Global energy constraints demand a clearer understanding of how energy-efficient greenhouse food systems can adapt to future climate change. We analyse multi-year bell-pepper production in a high-tech glasshouse (Sydney, Australia) equipped with pad–fan evaporative cooling and hot-water heating, using 5-minute operational data captured by a Priva control system across four trials. Seasonal heating and cooling demands varied by more than an order of magnitude, driving large swings in energy intensity. Elastic-net regression (with bootstrapping) identified internal/external temperature (and their difference) and solar irradiance as the strongest, season-dependent predictors of energy use, highlighting opportunities for demand-side management (e.g., strategic pre-heating during off-peak tariffs).

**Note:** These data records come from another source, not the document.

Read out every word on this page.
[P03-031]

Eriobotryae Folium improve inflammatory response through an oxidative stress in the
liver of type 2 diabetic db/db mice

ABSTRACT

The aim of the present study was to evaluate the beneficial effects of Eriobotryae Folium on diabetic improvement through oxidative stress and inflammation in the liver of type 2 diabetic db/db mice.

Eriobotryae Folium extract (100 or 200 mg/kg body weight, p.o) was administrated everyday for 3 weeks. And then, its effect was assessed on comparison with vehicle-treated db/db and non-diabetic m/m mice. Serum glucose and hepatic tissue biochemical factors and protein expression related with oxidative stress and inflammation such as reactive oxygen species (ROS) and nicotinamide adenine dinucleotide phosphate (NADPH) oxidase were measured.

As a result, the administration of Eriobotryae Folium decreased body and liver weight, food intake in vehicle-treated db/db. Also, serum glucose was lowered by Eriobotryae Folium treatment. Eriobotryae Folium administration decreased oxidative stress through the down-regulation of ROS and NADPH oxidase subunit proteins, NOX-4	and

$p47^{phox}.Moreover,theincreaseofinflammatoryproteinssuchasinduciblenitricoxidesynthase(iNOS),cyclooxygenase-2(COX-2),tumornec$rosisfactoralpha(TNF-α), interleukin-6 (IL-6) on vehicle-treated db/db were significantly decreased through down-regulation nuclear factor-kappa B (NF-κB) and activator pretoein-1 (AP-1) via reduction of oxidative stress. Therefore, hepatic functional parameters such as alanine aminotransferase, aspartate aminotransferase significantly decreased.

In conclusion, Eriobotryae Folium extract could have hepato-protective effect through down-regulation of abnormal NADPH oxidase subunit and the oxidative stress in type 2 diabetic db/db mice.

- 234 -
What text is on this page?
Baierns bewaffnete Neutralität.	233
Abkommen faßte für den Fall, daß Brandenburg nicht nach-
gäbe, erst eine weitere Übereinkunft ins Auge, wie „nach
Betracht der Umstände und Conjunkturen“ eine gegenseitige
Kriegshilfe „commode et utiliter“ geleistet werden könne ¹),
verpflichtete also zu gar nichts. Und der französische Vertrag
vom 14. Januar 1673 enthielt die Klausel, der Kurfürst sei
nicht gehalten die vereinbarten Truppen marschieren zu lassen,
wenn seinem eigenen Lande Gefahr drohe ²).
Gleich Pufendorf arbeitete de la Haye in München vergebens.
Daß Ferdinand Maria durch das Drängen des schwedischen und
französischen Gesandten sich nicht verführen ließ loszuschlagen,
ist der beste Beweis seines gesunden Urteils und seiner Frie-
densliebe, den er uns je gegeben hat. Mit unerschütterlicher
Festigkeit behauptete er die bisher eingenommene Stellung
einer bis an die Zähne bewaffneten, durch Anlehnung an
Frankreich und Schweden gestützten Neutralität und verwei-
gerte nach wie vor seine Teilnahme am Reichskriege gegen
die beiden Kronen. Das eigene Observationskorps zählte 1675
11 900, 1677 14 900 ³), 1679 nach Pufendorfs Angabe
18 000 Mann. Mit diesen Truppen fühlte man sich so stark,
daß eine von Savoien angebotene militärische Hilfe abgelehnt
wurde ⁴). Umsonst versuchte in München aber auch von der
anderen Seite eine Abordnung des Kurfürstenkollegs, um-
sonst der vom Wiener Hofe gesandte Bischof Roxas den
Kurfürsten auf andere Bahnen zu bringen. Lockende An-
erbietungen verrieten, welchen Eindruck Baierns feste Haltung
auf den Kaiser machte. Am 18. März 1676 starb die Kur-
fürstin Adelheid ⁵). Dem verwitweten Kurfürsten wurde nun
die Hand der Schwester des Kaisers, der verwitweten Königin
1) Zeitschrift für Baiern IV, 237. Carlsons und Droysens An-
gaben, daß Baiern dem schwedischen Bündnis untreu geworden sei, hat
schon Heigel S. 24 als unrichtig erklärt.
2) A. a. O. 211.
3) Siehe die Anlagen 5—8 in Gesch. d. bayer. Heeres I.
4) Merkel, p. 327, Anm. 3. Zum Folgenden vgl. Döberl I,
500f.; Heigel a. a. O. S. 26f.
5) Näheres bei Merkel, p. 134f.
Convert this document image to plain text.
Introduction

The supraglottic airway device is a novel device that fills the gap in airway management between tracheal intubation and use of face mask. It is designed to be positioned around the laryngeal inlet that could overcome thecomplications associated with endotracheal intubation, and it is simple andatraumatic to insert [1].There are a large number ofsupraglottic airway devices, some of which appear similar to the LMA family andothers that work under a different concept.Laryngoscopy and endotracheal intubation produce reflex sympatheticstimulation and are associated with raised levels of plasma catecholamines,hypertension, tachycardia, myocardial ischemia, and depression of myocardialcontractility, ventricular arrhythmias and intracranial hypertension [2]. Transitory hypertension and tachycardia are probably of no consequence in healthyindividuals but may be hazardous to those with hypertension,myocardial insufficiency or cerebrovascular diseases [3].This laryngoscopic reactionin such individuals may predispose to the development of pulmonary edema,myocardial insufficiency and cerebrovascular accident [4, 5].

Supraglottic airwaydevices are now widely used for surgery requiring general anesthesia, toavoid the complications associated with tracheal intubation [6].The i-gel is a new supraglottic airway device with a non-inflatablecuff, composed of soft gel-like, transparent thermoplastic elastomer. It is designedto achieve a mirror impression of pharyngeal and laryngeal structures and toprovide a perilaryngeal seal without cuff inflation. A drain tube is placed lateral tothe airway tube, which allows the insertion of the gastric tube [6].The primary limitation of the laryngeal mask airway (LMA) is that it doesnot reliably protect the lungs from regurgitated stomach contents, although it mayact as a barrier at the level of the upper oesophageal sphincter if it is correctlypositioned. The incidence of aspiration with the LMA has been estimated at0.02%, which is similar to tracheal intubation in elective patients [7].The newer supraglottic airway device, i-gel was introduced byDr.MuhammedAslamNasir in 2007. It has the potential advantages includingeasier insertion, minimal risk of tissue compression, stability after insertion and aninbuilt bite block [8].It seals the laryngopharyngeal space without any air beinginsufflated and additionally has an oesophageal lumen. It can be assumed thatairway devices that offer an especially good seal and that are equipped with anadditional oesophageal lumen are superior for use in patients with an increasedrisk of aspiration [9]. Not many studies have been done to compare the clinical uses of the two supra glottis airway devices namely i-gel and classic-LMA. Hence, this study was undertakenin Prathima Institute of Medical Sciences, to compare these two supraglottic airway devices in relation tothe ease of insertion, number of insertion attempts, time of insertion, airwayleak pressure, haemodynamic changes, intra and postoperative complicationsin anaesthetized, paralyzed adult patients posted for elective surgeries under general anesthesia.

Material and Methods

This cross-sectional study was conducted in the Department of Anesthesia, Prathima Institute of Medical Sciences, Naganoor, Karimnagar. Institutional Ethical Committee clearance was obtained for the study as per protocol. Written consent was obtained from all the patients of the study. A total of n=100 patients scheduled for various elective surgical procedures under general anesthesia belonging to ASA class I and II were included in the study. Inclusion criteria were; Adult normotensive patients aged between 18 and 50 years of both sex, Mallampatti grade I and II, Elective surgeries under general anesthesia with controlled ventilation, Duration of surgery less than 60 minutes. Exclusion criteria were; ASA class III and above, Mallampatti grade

We model five cropping windows to test seasonally adaptive strategies: skipping spring, summer, autumn, or winter, and year-round production. Skipping winter minimised energy input (3.92 kWh·kg^-1), whereas year-round production maximised total output and economic potential (AUD 26.73 million) for a representative 50,000 m² facility with a dedicated nursery and packing shed. Labour plus energy comprised over half of annual operating costs, underscoring the dual mitigation and cost-control leverage of energy-efficient scheduling. To demonstrate applicability to Asian mega-cities, we benchmarked economic potential for a comparable facility in Shanghai, China.

Finally, by integrating trial-season regression with CMIP6/IPCC Shared Socioeconomic Pathways (2025-2050), we forecast a general decline in energy per unit yield driven by reduced winter heating demand. Collectively, these results show that seasonally adaptive cropping calendars and targeted energy strategies can enhance the sustainability, carbon efficiency, and resilience of pad–fan greenhouses in a warming climate, while supporting reliable urban fresh-produce supply.